Kampüsten Ensarcı dekanı istemediklerini hayrıkan TKG Karaman’da 45 çocuğa tecavüz ile gündeme gelen Ensar Vakfı’nın eski Muğla Şube Başkanı’nın fakülteye dekan olarak atandığını belirterek sıra arkadaşlarını yapacakları basın açıklamasına çağırdı. Yapılan basın açıklamasında şunlar söylendi:
Osman Raşit Işık’ın eğitimci yetiştirecek ehliyeti yoktur. Bu alanda bir liyakatı bulunmadığı doğru olmakla birlikte, sorun tek başına bir liyakat sorunu değildir. Aksine bu atamayı yapanlar açısından son derece tutarlıdır. Osman Raşit Işık ülkenin karanlığa mahkum olmasında kendisine görev biçilen bir gericiden ibarettir. Sorun göründüğünden daha derin bir sorundur. Üniversitemize liyakatsiz bir şekilde atanmış, tarikatlarla açık bir şekilde bağı bulunan vakfın eski yöneticisi Osman Raşit Işık tepesinde sermaye sınıfının durduğu bir saadet zincirinin sonucudur. Zincirin bir halkasına takılıp kalmayacak zincirin bütün halkalarının parçalanmasının yollarına bakacağız.
Önerenlere kimin tavsiye ettiğini, tavsiye edenlerin önünü kimlerin açtığını çok iyi biliyoruz. Bu rezaletin faili memleketin ve eğitimin gericileştirilmesinde doğrudan sorumluluk alan siyasal iktidar olsa da mimarı gericilikten çıkarı olan sermaye sınıfının bizzat kendisidir. Siyasi iktidarın amacı, laiklik ve cumhuriyet düşmanı nesiller yetiştirerek; halkı açlık ve yoksulluğa mahkûm eden sermaye sınıfının ihtiyaçlarına yönelik bir toplum yaratmaktır. Sermaye sınıfının işbirlikçisi AKP iktidarının üniversitelerimize yaşamın her alanında yaymaya çalıştıkları karanlığa geçit vermeyeceğiz. Üniversiteye bilim üretmeye gelmiş, laiklikten vazgeçmeyen, ülkenin aydınlık geleceği için mücadele eden öğrenciler olarak geçmişinde istismarlar ve açık tarikat bağlantıları olduğu bilinen vakıf adı altındaki gerici yapılarda görev almış kişilerin kampüslerimizde görevlendirilmesini reddediyoruz.
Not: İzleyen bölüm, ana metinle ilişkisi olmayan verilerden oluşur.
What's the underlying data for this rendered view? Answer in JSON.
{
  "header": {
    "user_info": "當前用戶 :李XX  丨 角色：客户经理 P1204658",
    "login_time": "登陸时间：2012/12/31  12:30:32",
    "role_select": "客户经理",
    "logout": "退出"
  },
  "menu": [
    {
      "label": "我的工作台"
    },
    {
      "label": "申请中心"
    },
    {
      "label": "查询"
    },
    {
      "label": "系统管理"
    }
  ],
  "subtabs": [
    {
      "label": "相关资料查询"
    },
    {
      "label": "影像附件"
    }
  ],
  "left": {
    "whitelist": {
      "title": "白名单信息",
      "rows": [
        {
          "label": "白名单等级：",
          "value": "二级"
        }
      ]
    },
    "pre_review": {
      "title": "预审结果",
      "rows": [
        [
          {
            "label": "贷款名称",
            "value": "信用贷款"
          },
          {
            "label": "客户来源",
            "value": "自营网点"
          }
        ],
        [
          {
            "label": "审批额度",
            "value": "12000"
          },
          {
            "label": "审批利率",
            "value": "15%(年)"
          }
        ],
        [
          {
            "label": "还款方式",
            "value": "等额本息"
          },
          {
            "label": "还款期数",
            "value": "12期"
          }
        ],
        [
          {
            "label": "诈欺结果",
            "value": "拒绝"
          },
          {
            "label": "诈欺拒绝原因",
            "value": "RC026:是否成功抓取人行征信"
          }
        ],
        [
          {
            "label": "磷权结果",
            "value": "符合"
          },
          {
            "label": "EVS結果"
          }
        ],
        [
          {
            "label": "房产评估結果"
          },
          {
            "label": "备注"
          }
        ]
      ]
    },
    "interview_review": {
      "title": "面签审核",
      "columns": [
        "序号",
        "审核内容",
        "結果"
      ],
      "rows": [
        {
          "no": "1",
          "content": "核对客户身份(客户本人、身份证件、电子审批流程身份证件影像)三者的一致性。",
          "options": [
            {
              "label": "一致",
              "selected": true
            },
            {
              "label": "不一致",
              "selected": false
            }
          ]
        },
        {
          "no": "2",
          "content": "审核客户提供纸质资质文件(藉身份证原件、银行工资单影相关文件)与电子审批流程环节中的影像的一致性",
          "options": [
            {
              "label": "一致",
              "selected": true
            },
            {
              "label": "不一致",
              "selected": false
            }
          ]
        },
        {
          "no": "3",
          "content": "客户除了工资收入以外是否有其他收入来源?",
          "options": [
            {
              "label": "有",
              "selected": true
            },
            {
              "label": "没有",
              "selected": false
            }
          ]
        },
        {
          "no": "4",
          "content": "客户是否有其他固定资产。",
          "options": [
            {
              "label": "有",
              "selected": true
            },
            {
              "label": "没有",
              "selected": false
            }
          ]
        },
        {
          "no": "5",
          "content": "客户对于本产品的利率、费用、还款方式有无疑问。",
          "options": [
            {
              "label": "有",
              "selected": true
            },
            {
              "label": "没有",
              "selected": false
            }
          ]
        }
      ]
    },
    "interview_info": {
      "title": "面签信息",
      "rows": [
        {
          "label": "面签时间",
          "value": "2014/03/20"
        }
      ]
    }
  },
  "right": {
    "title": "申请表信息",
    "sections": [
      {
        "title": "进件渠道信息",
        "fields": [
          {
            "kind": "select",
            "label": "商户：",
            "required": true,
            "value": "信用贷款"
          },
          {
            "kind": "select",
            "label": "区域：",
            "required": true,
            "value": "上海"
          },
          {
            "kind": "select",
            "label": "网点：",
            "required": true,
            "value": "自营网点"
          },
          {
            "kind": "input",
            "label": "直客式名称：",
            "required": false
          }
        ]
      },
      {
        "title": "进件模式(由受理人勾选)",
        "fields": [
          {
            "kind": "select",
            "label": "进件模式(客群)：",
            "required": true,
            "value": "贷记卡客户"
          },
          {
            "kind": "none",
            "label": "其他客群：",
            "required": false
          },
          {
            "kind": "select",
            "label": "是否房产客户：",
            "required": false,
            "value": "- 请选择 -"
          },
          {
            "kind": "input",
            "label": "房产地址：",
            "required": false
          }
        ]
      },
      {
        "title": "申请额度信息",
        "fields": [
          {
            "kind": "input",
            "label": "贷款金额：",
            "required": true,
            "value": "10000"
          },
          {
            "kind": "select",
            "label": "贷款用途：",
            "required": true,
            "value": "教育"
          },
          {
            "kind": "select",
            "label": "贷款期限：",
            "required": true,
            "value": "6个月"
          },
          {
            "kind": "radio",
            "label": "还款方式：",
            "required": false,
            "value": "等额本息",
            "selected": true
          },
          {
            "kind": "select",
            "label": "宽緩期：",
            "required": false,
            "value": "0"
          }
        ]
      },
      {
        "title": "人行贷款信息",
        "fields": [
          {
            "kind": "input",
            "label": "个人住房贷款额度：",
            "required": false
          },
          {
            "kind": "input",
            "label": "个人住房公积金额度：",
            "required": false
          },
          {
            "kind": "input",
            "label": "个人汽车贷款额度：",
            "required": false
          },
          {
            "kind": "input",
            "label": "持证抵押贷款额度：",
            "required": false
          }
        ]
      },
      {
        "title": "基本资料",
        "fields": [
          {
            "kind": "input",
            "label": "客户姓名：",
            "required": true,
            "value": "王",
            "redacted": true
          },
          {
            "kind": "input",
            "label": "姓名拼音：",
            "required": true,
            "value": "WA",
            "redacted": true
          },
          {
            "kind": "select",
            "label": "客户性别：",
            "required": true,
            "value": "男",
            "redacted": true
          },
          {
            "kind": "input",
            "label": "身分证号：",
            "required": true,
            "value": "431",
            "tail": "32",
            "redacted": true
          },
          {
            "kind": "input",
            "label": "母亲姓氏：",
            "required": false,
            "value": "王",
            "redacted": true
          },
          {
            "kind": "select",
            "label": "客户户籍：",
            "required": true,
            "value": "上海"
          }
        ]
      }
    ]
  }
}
Bizler, üniversitelerimize ‘ziyaret’ başlığı altında gelen siyasilere ya da ‘seminer’ başlığı altında gelen patronlara el pençe divan duran rektörler, dekanlar ya da akademisyenler değil; bizlere bilimin ve aydınlanmanın yolunu açan, biz öğrencilerin insanca yaşama hakkını savunan, laik ve bilimsel eğitimden yana olan eğitimci kadrolar istiyoruz. Türkiye Komünist Gençliği olarak üniversitelerimizde gericilikle mücadele ederken yobazların iplerini elinde tutanları unutmayacağız. Mücadelemizi eşit ve parasız, bilimsel eğitimin kamusal bir hizmet olarak tanındığı, yobazlardan kurtulduğumuz aydınlık bir Türkiye kurana kadar sürdüreceğiz.
TKG; Eğitim Fakültesi’nde yapılan açıklama ardından “Tarikatçı dekan istemiyoruz”, “Bilimsel eğitimden vazgeçmeyeceğiz”, “Ensarcılar dışarı üniversiteler bizimdir” “Şeriata faşizme, karanlığa geçit yok” sloganları ile dekanlığa yürüdü.
Dekanlığa yürüyen TKG, eylem pankartını ve “Tarikatçı dekan istemiyoruz”, “Bilimsel eğitimden vazgeçmeyeceğiz”, “Ensarcılar dışarı üniversiteler bizimdir” yazılı kağıtları dekanlığın kapısına astı.